The transition from analog to digital TV (DTV) has gone virtually unnoticed at Western Carolina University. The government mandated switch, which was originally supposed to take place Feb. 17, was delayed until June 12 in order to give Americans more time to prepare.
The move to digital TV was prefaced by Federal Communications Commission (FCC) order that required all TVs to be manufactured with digital tuners as of March 1, 2007. This was followed by the announcement of the switch from analog to DTV, which would render all TVs equipped with only analog service without the use of a converter box.
According to the FCC, the switch to DTV would deliver “video and data services that [would not be] possible with analog technology.” These services include digital HDTV, which is more efficient to produce than analog HDTV.
The FCC created a website, http://www.dtv.gov/ to ease the transition to DTV. The website provides information about DTV, as well as offering sections dedicated to giving coupons ($40 government documents that can be exchanged for a converter box), buying converter boxes, and installing or fixing said boxes.
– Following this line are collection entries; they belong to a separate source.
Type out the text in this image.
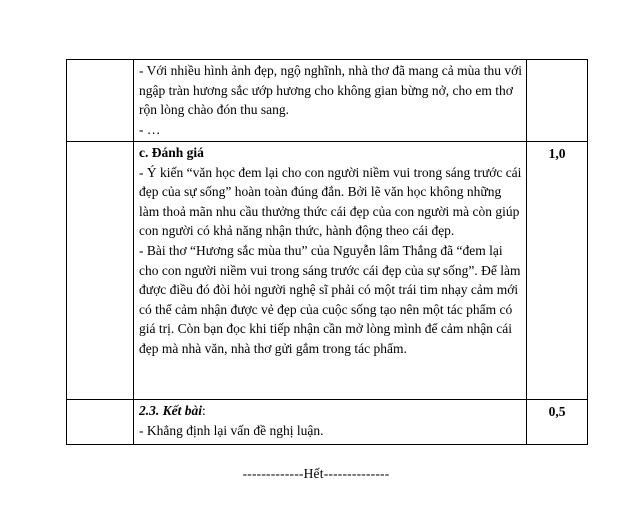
	- Với nhiều hình ảnh đẹp, ngộ nghĩnh, nhà thơ đã mang cả mùa thu với ngập tràn hương sắc ướp hương cho không gian bừng nở, cho em thơ rộn lòng chào đón thu sang.

- …	

	c. Đánh giá

- Ý kiến “văn học đem lại cho con người niềm vui trong sáng trước cái đẹp của sự sống” hoàn toàn đúng đắn. Bởi lẽ văn học không những làm thoả mãn nhu cầu thưởng thức cái đẹp của con người mà còn giúp con người có khả năng nhận thức, hành động theo cái đẹp.

- Bài thơ “Hương sắc mùa thu” của Nguyễn lâm Thắng đã “đem lại cho con người niềm vui trong sáng trước cái đẹp của sự sống”. Để làm được điều đó đòi hỏi người nghệ sĩ phải có một trái tim nhạy cảm mới có thể cảm nhận được vẻ đẹp của cuộc sống tạo nên một tác phẩm có giá trị. Còn bạn đọc khi tiếp nhận cần mở lòng mình để cảm nhận cái đẹp mà nhà văn, nhà thơ gửi gắm trong tác phẩm.	1,0

	2.3. Kết bài:

- Khẳng định lại vấn đề nghị luận.	0,5
-------------Hết--------------
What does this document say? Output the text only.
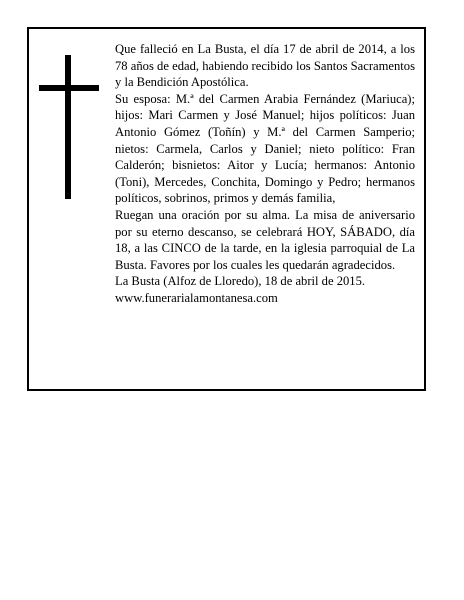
Que falleció en La Busta, el día 17 de abril de 2014, a los 78 años de edad, habiendo recibido los Santos Sacramentos y la Bendición Apostólica.

Su esposa: M.ª del Carmen Arabia Fernández (Mariuca); hijos: Mari Carmen y José Manuel; hijos políticos: Juan Antonio Gómez (Toñín) y M.ª del Carmen Samperio; nietos: Carmela, Carlos y Daniel; nieto político: Fran Calderón; bisnietos: Aitor y Lucía; hermanos: Antonio (Toni), Mercedes, Conchita, Domingo y Pedro; hermanos políticos, sobrinos, primos y demás familia,

Ruegan una oración por su alma. La misa de aniversario por su eterno descanso, se celebrará HOY, SÁBADO, día 18, a las CINCO de la tarde, en la iglesia parroquial de La Busta. Favores por los cuales les quedarán agradecidos.

La Busta (Alfoz de Lloredo), 18 de abril de 2015.

www.funerarialamontanesa.com
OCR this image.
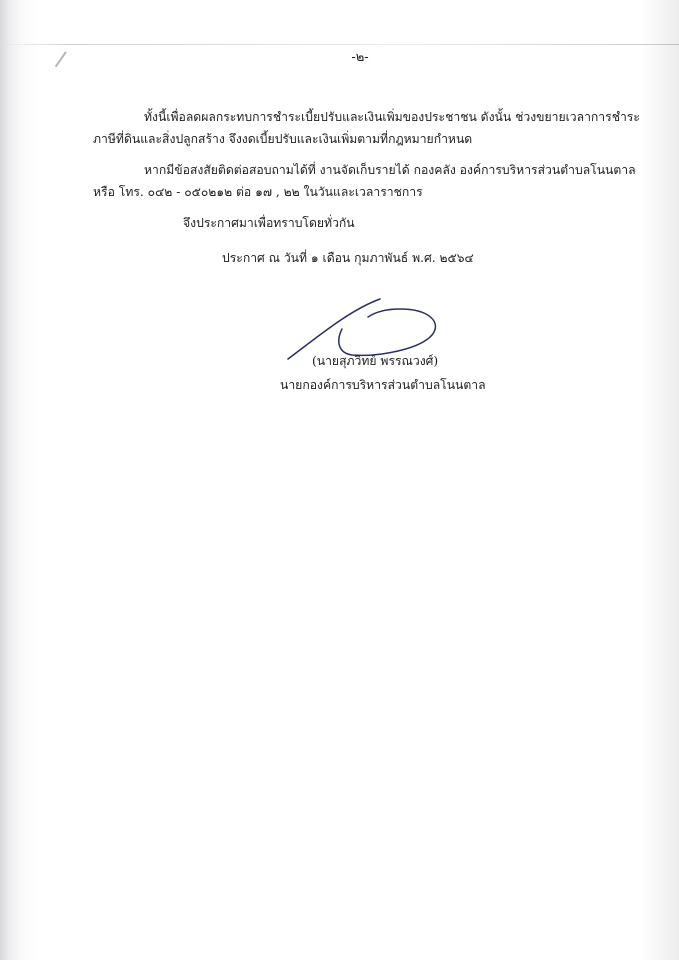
-๒-
ทั้งนี้เพื่อลดผลกระทบการชำระเบี้ยปรับและเงินเพิ่มของประชาชน ดังนั้น ช่วงขยายเวลาการชำระ
ภาษีที่ดินและสิ่งปลูกสร้าง จึงงดเบี้ยปรับและเงินเพิ่มตามที่กฎหมายกำหนด
หากมีข้อสงสัยติดต่อสอบถามได้ที่ งานจัดเก็บรายได้ กองคลัง องค์การบริหารส่วนตำบลโนนตาล
หรือ โทร. ๐๔๒ - ๐๕๐๒๑๒ ต่อ ๑๗ , ๒๒ ในวันและเวลาราชการ
จึงประกาศมาเพื่อทราบโดยทั่วกัน
ประกาศ ณ วันที่ ๑ เดือน กุมภาพันธ์ พ.ศ. ๒๕๖๔
(นายสุภวิทย์ พรรณวงศ์)
นายกองค์การบริหารส่วนตำบลโนนตาล
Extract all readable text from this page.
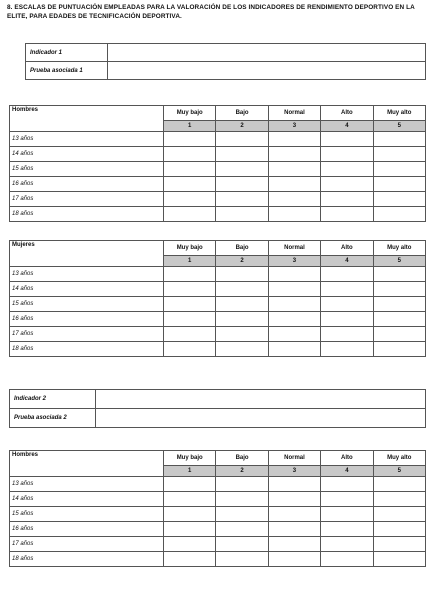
8. ESCALAS DE PUNTUACIÓN EMPLEADAS PARA LA VALORACIÓN DE LOS INDICADORES DE RENDIMIENTO DEPORTIVO EN LA ELITE, PARA EDADES DE TECNIFICACIÓN DEPORTIVA.

Indicador 1	
Prueba asociada 1	
Hombres	Muy bajo	Bajo	Normal	Alto	Muy alto
	1	2	3	4	5
13 años					
14 años					
15 años					
16 años					
17 años					
18 años					
Mujeres	Muy bajo	Bajo	Normal	Alto	Muy alto
	1	2	3	4	5
13 años					
14 años					
15 años					
16 años					
17 años					
18 años					
Indicador 2	
Prueba asociada 2	
Hombres	Muy bajo	Bajo	Normal	Alto	Muy alto
	1	2	3	4	5
13 años					
14 años					
15 años					
16 años					
17 años					
18 años					
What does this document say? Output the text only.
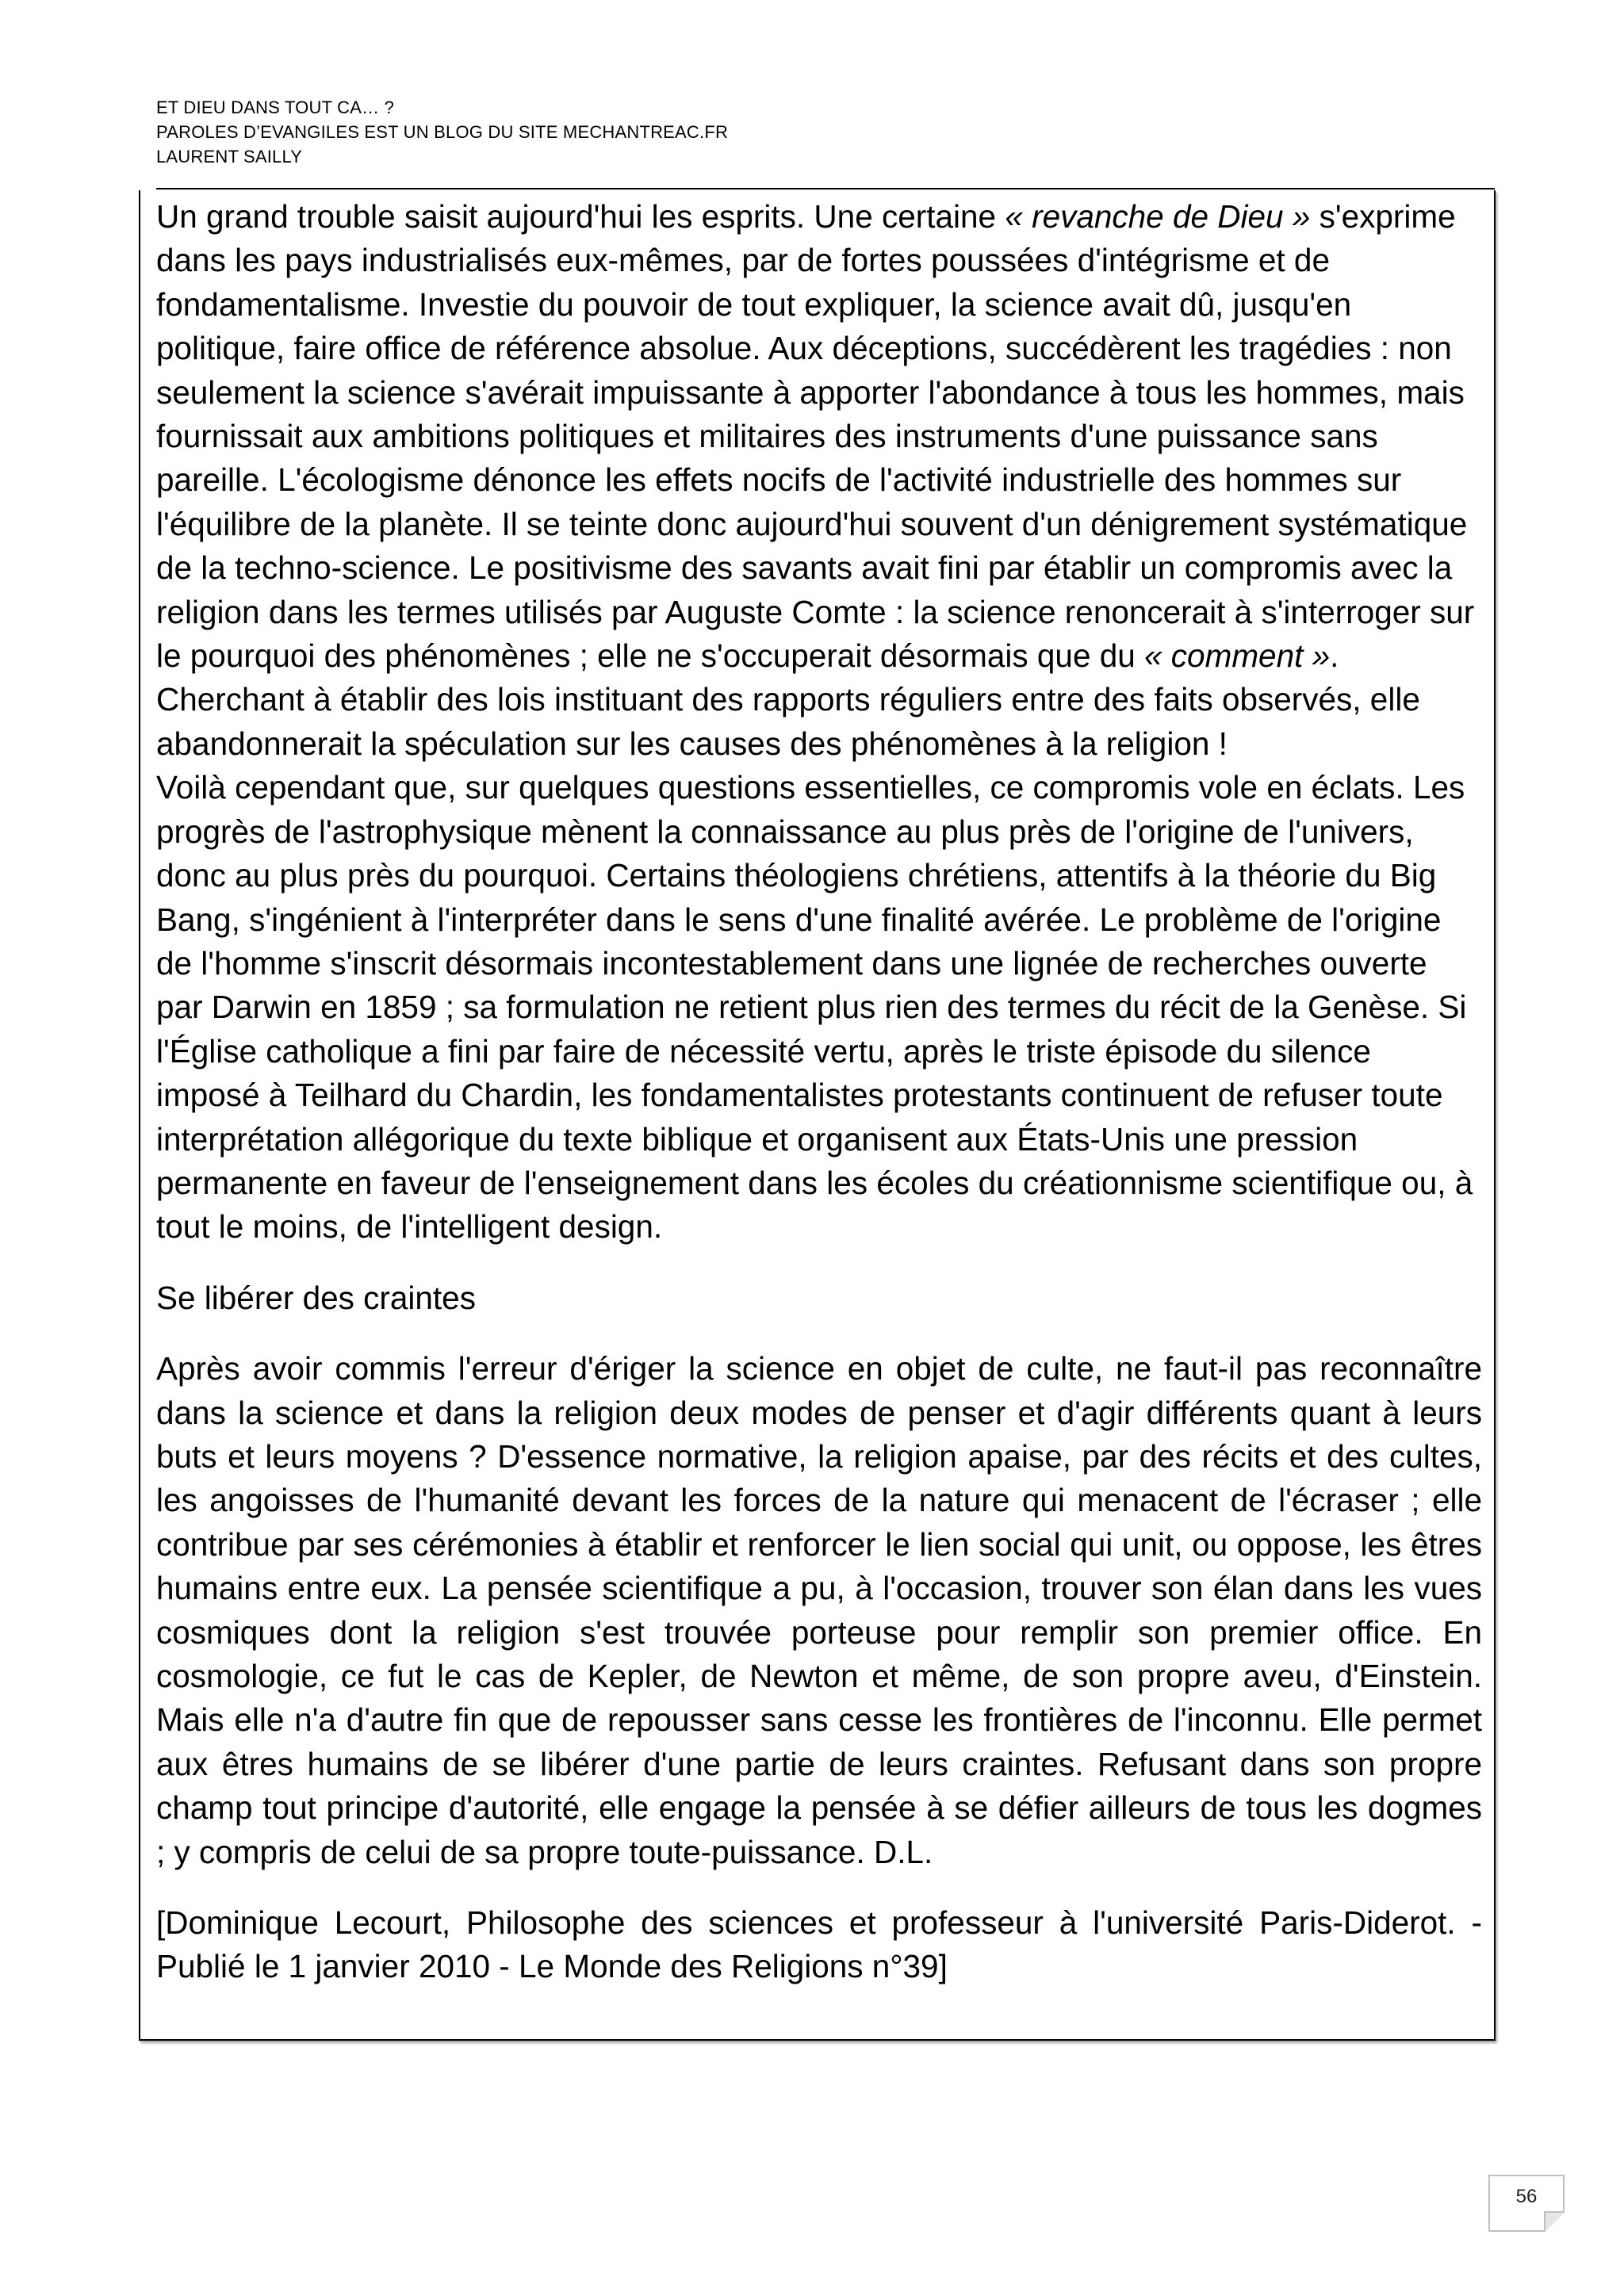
ET DIEU DANS TOUT CA… ?
PAROLES D’EVANGILES EST UN BLOG DU SITE MECHANTREAC.FR
LAURENT SAILLY

Un grand trouble saisit aujourd'hui les esprits. Une certaine « revanche de Dieu » s'exprime dans les pays industrialisés eux-mêmes, par de fortes poussées d'intégrisme et de fondamentalisme. Investie du pouvoir de tout expliquer, la science avait dû, jusqu'en politique, faire office de référence absolue. Aux déceptions, succédèrent les tragédies : non seulement la science s'avérait impuissante à apporter l'abondance à tous les hommes, mais fournissait aux ambitions politiques et militaires des instruments d'une puissance sans pareille. L'écologisme dénonce les effets nocifs de l'activité industrielle des hommes sur l'équilibre de la planète. Il se teinte donc aujourd'hui souvent d'un dénigrement systématique de la techno-science. Le positivisme des savants avait fini par établir un compromis avec la religion dans les termes utilisés par Auguste Comte : la science renoncerait à s'interroger sur le pourquoi des phénomènes ; elle ne s'occuperait désormais que du « comment ». Cherchant à établir des lois instituant des rapports réguliers entre des faits observés, elle abandonnerait la spéculation sur les causes des phénomènes à la religion !

Voilà cependant que, sur quelques questions essentielles, ce compromis vole en éclats. Les progrès de l'astrophysique mènent la connaissance au plus près de l'origine de l'univers, donc au plus près du pourquoi. Certains théologiens chrétiens, attentifs à la théorie du Big Bang, s'ingénient à l'interpréter dans le sens d'une finalité avérée. Le problème de l'origine de l'homme s'inscrit désormais incontestablement dans une lignée de recherches ouverte par Darwin en 1859 ; sa formulation ne retient plus rien des termes du récit de la Genèse. Si l'Église catholique a fini par faire de nécessité vertu, après le triste épisode du silence imposé à Teilhard du Chardin, les fondamentalistes protestants continuent de refuser toute interprétation allégorique du texte biblique et organisent aux États-Unis une pression permanente en faveur de l'enseignement dans les écoles du créationnisme scientifique ou, à tout le moins, de l'intelligent design.

Se libérer des craintes

Après avoir commis l'erreur d'ériger la science en objet de culte, ne faut-il pas reconnaître dans la science et dans la religion deux modes de penser et d'agir différents quant à leurs buts et leurs moyens ? D'essence normative, la religion apaise, par des récits et des cultes, les angoisses de l'humanité devant les forces de la nature qui menacent de l'écraser ; elle contribue par ses cérémonies à établir et renforcer le lien social qui unit, ou oppose, les êtres humains entre eux. La pensée scientifique a pu, à l'occasion, trouver son élan dans les vues cosmiques dont la religion s'est trouvée porteuse pour remplir son premier office. En cosmologie, ce fut le cas de Kepler, de Newton et même, de son propre aveu, d'Einstein. Mais elle n'a d'autre fin que de repousser sans cesse les frontières de l'inconnu. Elle permet aux êtres humains de se libérer d'une partie de leurs craintes. Refusant dans son propre champ tout principe d'autorité, elle engage la pensée à se défier ailleurs de tous les dogmes ; y compris de celui de sa propre toute-puissance. D.L.

[Dominique Lecourt, Philosophe des sciences et professeur à l'université Paris-Diderot. - Publié le 1 janvier 2010 - Le Monde des Religions n°39]

56
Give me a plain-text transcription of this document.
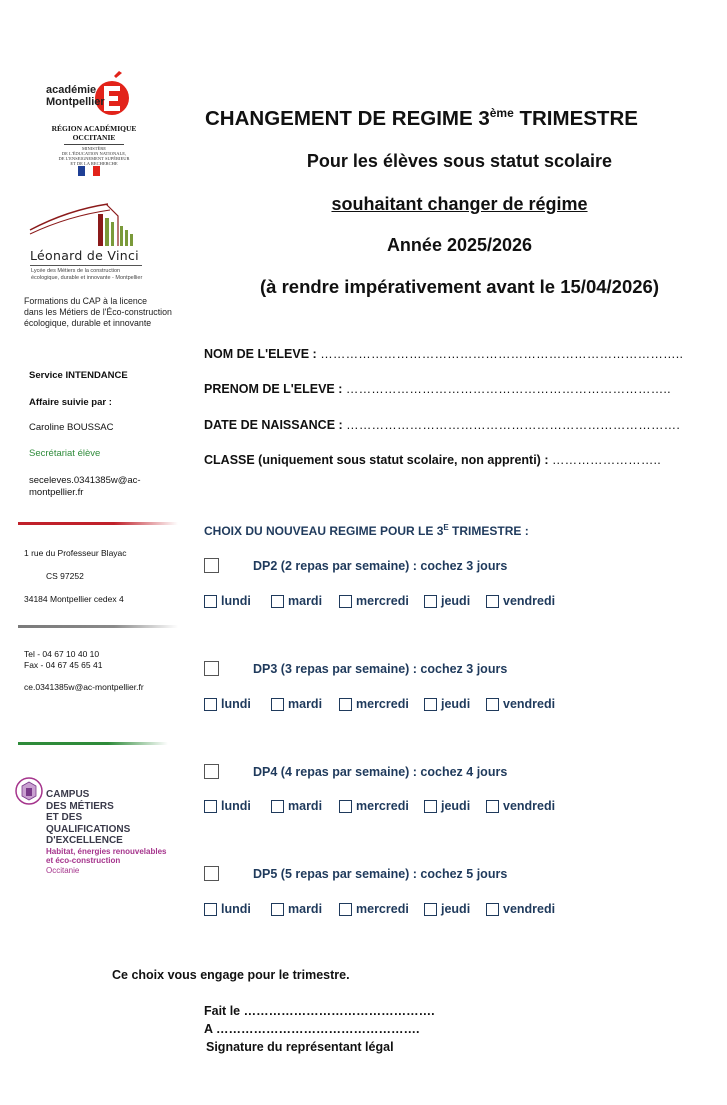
académie
Montpellier
RÉGION ACADÉMIQUE
OCCITANIE
MINISTÈRE
DE L'ÉDUCATION NATIONALE,
DE L'ENSEIGNEMENT SUPÉRIEUR
ET DE LA RECHERCHE
Léonard de Vinci
Lycée des Métiers de la construction
écologique, durable et innovante - Montpellier
Formations du CAP à la licence
dans les Métiers de l'Éco-construction
écologique, durable et innovante
Service INTENDANCE
Affaire suivie par :
Caroline BOUSSAC
Secrétariat élève
seceleves.0341385w@ac-
montpellier.fr
1 rue du Professeur Blayac
CS 97252
34184 Montpellier cedex 4
Tel - 04 67 10 40 10
Fax - 04 67 45 65 41
ce.0341385w@ac-montpellier.fr
CAMPUS
DES MÉTIERS
ET DES
QUALIFICATIONS
D'EXCELLENCE
Habitat, énergies renouvelables
et éco-construction
Occitanie
CHANGEMENT DE REGIME 3ème TRIMESTRE
Pour les élèves sous statut scolaire
souhaitant changer de régime
Année 2025/2026
(à rendre impérativement avant le 15/04/2026)
NOM DE L'ELEVE : …………………………………………………………………………..
PRENOM DE L'ELEVE : …………………………………………………………………..
DATE DE NAISSANCE : …………………………………………………………………….
CLASSE (uniquement sous statut scolaire, non apprenti) : ……………………..
CHOIX DU NOUVEAU REGIME POUR LE $3^E$ TRIMESTRE :
DP2 (2 repas par semaine) : cochez 3 jours
lundi	mardi	mercredi	jeudi	vendredi
DP3 (3 repas par semaine) : cochez 3 jours
lundi	mardi	mercredi	jeudi	vendredi
DP4 (4 repas par semaine) : cochez 4 jours
lundi	mardi	mercredi	jeudi	vendredi
DP5 (5 repas par semaine) : cochez 5 jours
lundi	mardi	mercredi	jeudi	vendredi
Ce choix vous engage pour le trimestre.
Fait le ……………………………………….
A ………………………………………….
Signature du représentant légal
The website also includes a search engine to aid finding local DTV resources.
How has the switch to DTV gone in western North Carolina? WCU Student Eric Smith, who owns a TV, says he “didn’t notice.”
Another student, Adam Chinery, says that he had no problems with the switch. He admits, however, that his grandparents were not so lucky.
“They went out and bought one of the boxes” Chinery says, “and installed it. Now they only get two channels.”
As of June 12, the FCC has cut off all analog broadcasts. Luckily, most students seem to be having little trouble adapting because on campus television broadcasts were already digital.